N'y aurait-il dès lors plus rien à dire ni à faire ? Faudrait-il tenir que tout ce qui est arrivé et arrivera à la Neuvième n'a rien à voir avec la Neuvième elle-même ? Que son devenir, ou plutôt l'histoire de sa réception, ne la concerne plus ? Qu'il n'y a là qu'un champ de forces appropriantes ou désappropriantes, ouvert au meilleur comme au pire ?

4.
Certes, toute musique, qu'elle véhicule ou non des paroles explicites et un « programme », est sujette à des appropriations, des greffes ou des prélèvements plus ou moins dérangeants. Ainsi, dans son arrangement pour petit ensemble de la célèbre Valse de l'empereur (Kaiserwalzer) de Johann Strauss (réalisé pour la Société musicale d'exécutions privées en 1925), Schoenberg dissimule de véritables citations qui sont autant de gloses, à la fois sur la valse et sur son titre. Pas plus tard qu'à la septième mesure, Schoenberg, en accompagnement du contremotif lyrique de la marche, introduit discrètement au piano une mélodie qui n'est autre que ce thème de Haydn qui fait aujourd'hui office d'hymne allemand, et qui, jusqu'à la fin de la monarchie, était en Autriche l'« hymne de l'empereur » (Kaiserhymne). Avec cette citation en quelque sorte subliminale de l'hymne dans la Valse de l'empereur, tout se passe comme si Schoenberg importait aussi un commentaire, des paroles, bref, tout un discours, éminemment politique et consonant peut-être avec les idées monarchistes de Schoenberg
2.

Mais, s'en tenir à ce constat des appropriations sauvages qui guettent toute musique, ce serait, sous prétexte de « pragmatisme », laisser se reformer une vision essentialiste des œuvres musicales – vision à peine différente de celle de Platon, malgré les apparences : ce serait dire, en effet, que malgré tout ce qui a pu ou pourra lui arriver, l'œuvre, l'œuvre « elle-même », reste intacte, saine et sauve, telle qu'en elle-même. Que tous les « accidents » qui peuvent l'affecter n'auront rien changé à son essence d'Ode à la joie.

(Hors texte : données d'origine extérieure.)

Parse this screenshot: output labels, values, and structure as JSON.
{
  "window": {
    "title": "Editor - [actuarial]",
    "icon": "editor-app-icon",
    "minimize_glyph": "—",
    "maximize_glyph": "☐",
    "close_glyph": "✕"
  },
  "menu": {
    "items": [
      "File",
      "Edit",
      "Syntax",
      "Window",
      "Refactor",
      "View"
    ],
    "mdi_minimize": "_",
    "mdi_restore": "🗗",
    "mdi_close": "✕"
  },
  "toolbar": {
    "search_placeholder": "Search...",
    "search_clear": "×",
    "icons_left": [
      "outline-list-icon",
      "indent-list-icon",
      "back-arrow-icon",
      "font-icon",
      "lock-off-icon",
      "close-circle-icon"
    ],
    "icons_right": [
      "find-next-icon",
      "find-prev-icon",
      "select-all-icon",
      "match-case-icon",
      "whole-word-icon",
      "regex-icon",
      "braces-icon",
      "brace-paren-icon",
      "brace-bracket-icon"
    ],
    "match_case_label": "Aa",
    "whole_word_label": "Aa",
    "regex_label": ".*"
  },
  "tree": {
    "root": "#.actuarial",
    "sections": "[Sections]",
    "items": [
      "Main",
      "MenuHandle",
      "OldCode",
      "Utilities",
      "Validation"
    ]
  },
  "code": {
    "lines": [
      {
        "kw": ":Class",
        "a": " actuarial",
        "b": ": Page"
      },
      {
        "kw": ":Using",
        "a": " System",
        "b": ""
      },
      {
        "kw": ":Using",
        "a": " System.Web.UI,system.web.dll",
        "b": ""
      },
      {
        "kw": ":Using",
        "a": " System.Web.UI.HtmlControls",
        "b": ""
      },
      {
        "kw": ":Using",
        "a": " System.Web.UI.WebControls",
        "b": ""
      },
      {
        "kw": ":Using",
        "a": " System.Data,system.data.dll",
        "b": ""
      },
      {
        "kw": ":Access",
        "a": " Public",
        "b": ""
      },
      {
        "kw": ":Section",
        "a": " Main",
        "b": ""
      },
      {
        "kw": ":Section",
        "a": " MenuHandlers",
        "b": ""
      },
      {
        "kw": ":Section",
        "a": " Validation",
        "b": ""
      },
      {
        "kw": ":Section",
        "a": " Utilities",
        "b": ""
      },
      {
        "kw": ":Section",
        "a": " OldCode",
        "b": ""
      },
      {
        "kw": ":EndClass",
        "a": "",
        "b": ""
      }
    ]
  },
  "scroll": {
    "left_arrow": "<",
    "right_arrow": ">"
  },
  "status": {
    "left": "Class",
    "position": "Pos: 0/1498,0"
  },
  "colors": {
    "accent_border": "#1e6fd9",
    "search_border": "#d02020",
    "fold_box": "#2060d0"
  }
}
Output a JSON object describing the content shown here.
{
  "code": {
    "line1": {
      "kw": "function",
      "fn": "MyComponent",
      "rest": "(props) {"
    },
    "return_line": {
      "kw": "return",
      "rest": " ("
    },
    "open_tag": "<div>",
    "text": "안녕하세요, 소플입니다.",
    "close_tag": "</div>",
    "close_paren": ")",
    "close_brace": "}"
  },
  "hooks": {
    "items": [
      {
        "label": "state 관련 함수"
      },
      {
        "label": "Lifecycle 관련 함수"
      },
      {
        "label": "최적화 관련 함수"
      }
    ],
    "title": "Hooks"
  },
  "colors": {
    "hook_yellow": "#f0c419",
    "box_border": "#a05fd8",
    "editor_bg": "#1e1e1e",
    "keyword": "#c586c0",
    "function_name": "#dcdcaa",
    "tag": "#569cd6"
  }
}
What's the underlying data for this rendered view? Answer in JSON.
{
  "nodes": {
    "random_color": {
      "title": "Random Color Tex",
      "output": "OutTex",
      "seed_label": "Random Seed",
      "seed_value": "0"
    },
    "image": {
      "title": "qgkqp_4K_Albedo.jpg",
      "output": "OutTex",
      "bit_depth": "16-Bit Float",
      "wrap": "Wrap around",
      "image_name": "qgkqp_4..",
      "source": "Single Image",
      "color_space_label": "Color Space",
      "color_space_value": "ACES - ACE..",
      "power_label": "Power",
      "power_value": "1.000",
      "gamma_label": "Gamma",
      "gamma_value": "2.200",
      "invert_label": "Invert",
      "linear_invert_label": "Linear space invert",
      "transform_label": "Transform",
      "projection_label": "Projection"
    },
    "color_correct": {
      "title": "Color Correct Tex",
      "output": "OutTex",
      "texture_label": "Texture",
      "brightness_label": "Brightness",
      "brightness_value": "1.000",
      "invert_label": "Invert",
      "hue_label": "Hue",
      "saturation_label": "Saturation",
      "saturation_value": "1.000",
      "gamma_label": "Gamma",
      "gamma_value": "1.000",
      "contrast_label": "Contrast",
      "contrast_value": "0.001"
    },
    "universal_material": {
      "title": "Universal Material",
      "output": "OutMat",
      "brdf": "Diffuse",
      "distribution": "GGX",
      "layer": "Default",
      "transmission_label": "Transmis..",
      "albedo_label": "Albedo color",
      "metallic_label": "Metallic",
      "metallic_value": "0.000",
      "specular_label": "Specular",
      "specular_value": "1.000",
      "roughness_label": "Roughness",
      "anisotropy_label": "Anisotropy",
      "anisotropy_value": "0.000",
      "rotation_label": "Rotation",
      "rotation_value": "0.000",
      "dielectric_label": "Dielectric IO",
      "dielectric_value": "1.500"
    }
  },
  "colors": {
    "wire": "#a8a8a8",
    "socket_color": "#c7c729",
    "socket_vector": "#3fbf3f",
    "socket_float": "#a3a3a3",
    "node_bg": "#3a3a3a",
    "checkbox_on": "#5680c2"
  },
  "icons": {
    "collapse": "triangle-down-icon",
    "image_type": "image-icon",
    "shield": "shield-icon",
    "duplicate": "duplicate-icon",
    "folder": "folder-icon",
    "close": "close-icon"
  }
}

Face à ce prétendu « pragmatisme », qui est l'une des tentations de l'essai de Buch, je préférerai le suivre dans une autre voie qu'il suggère aussi, lorsqu'il s'interroge (notamment p. 127) sur « la disponibilité de cette œuvre à être perçue comme » Je traquerai donc, avec Buch, tous les indices possibles suggérant que la Neuvième, « en elle-même », aurait pu préparer le terrain, prédisposer la possibilité de ses lectures et appropriations les plus indisposantes.

5.
Buch écrit (p. 121-122) que, contrairement à Mozart et Haydn qui « fondaient volontiers leurs mélodies "populaires" dans l'ensemble du tissu musical », Beethoven tente de « mettre en valeur le caractère différencié de la Freudensmelodie par rapport au reste de l'œuvre » ; et il ajoute :

« Les stratégies narratives qu'il emploie pour introduire, présenter et développer une mélodie qui, de par sa propre structure close sur elle-même, a d'emblée l'allure d'un objet musical indépendant, vont peser de manière décisive sur l'interprétation de la symphonie [...]. La dualité entre l'autonomie de la "mélodie de la joie" et son rôle structurel au sein du quatrième mouvement correspond aux tensions qui, dans l'histoire de la réception de la Neuvième, vont tantôt souligner son caractère d'hymne communautaire projeté dans la sphère publique, tantôt mettre l'accent sur son irréductible condition d'élément subordonné, et inséparable, d'une œuvre de musique pure. »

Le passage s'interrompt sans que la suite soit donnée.